As for the so-called Stretton bashing, I think I'm becoming weary of anyone who raises a question about the Royal Ballet's directorship is STRETTON BASHING!!! STRETTON BASHING!!!! (I know this isn't what you meant, dirac) -- that's more spin, to me. And we internalize spin, that's why they spin it. Every day a new story comes out about Enron. The news reports it, commentators comment on it. Is this Enron bashing?
Directors -- anyone -- should be given a chance. They should also be judged on their actions. It's a fine line. I don't believe that someone should be damned on the basis of a single program or policy -- especially if a program could have been interesting, but went awry, or a ballet was gotten for a particular dancer and the dancer were injured; that happens, and when people jump on a director in such instances, that often IS Maestro Bashing. But there are also things to watch, if one watches institutions. You either point them out as they go along, or, in five years, you sit back and wonder what happen and think how odd it was that it happened right under your nose.
It's also useful to point out these things. If there's validity to them, and if a director is on a "learning curve," then the director may learn.
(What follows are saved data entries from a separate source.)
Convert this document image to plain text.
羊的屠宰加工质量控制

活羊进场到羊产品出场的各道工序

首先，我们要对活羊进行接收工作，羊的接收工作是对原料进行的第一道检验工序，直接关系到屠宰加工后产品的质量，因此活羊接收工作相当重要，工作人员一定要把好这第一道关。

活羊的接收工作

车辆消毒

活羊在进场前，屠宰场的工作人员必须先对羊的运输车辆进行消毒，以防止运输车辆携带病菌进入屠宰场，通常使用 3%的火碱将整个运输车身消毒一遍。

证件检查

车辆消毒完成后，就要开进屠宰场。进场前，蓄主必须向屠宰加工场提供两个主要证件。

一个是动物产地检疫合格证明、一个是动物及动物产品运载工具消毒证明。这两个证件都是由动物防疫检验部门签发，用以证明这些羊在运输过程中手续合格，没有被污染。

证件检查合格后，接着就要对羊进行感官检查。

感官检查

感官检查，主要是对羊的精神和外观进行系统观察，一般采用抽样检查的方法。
I don't think the problems are because Stretton is a foreigner, but because he worked at companies that weren't venerable institutions geared to long-range thinking and preserving the ballets, and dancers. Fire everybody, bring in all new works, works just fine in some places, and in other places, people will say, "Hang on. What do you think you're doing?" If the British press doesn't question it, then this season will be a template.